• DA INEXIGIBILIDADE DE LICITAÇÃO PARA CONTRATAÇÃO DE SERVIÇOS ADVOCATÍCIOS

    AGENDA – ANO 8 - NÚMERO 87 - 2017 - Setembro Ailton Silva Amorim - Advogado

    A Constituição Federal e a Lei nº 8.666/1993 (Lei de Licitações) preveem, como regra para a celebração de contratos com a Administração Pública, a exigência de licitação, que é o procedimento pelo qual a Administração Pública escolhe a proposta mais vantajosa para a prestação de serviços ao poder público, podendo se dar nas seguintes modalidades: concorrência, tomada de preços, convite, concurso e leilão, todos eles com obediência, dentre outros, aos princípios da legalidade, impessoalidade, moralidade, publicidade e eficiência administrativa.

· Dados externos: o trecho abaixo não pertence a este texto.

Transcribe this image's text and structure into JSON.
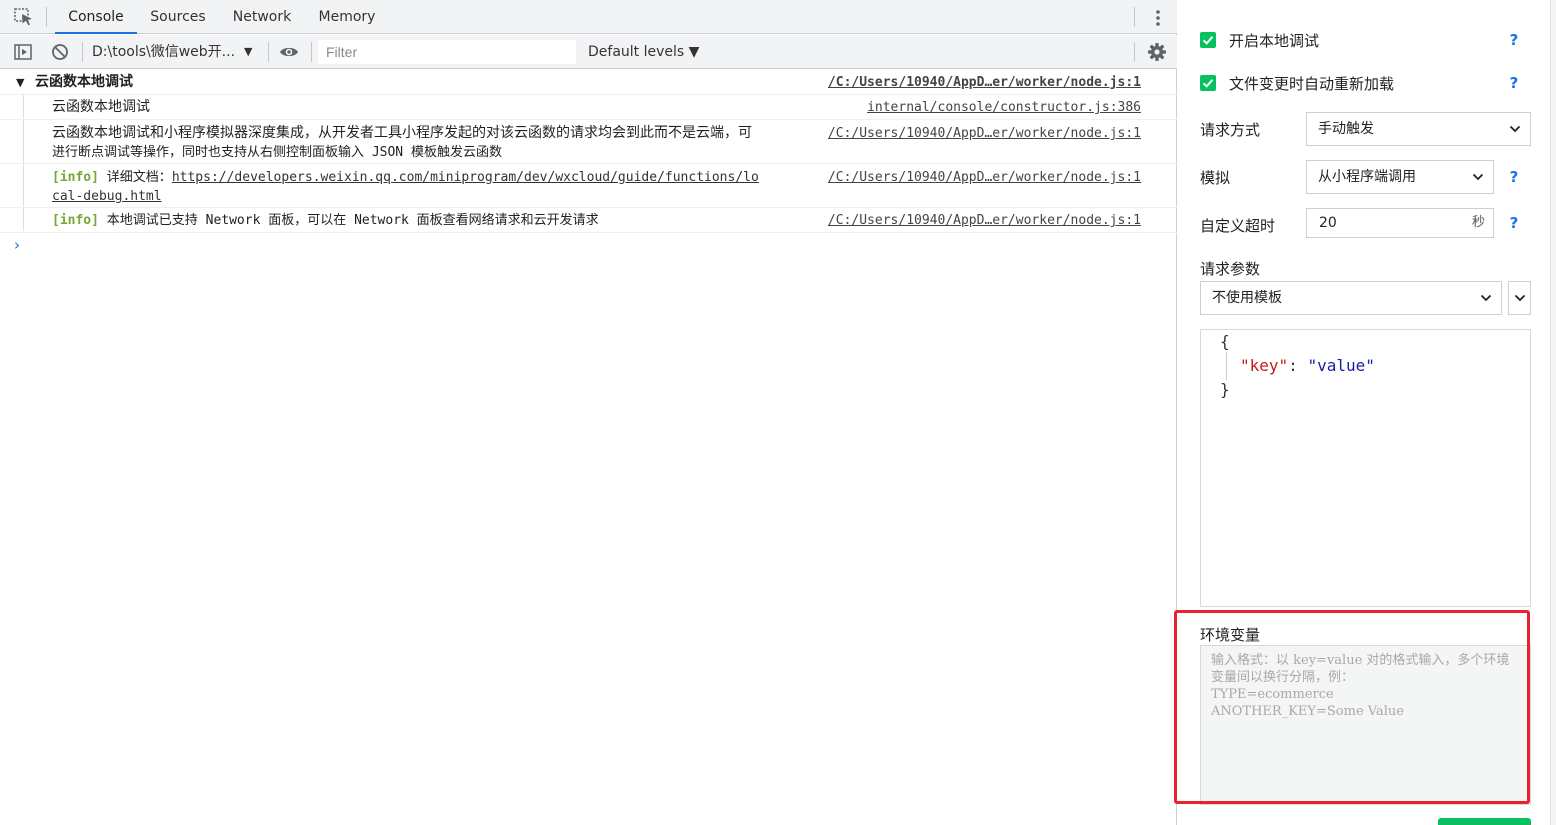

    Excepcionalmente, a legislação admite a dispensa ou a inexigibilidade da licitação. Nas hipóteses de dispensa, apesar de materialmente possível a disputa, o legislador prevê, em rol taxativo, as hipóteses em que poderá o administrador público optar pela contratação direta. Já nas hipóteses de inexigibilidade, é inviável a disputa em decorrência da ausência de competição. Aqui, poderá se enquadrar a possibilidade de contração de serviços técnicos profissionais especializados para patrocínio ou defesa de causas judiciais ou administrativas, desde que o serviço tenha natureza singular e demande profissionais ou empresas de notória especialização.

    A matéria vem gerando polêmica, a ponto de o Conselho Federal da OAB ter proposto uma ação declaratória de constitucionalidade junto ao Supremo Tribunal Federal (ADC nº 45), para que fosse reconhecida a constitucionalidade da norma que estabelece ser inexigível a licitação para a contração de serviços advocatícios (Artigo 13, V combinado com artigo 25, II da Lei de Licitações).

    A ADC nº 45 ainda não foi julgada pelo Supremo Tribunal Federal. A Advocacia Geral da União (AGU) manifestou-se recentemente pela constitucionalidade dos dispositivos que permitem a contratação de advogados pela Administração Pública, sem exigência de licitação, apenas para “aqueles serviços advocatícios revestidos de singularidade e, assim, executáveis apenas por profissionais dotados de notória especialização”. A Procuradoria Geral da República, por sua vez, emitiu parecer semelhante ao opinar pela declaração de constitucionalidade dos dispositivos legais.

    Até que ocorra a decisão definitiva do Supremo Tribunal Federal sobre a ADC nº 45, é importante que a Administração Pública, na contratação de serviços técnicos profissionais sem exigência de licitação, atente para determinados requisitos legais, dentre outros: (i) a existência de procedimento administrativo formal; (ii) a notória especialização profissional; (iii) a natureza singular do serviço; e (iv) a compatibilidade do preço com o valor praticado no mercado.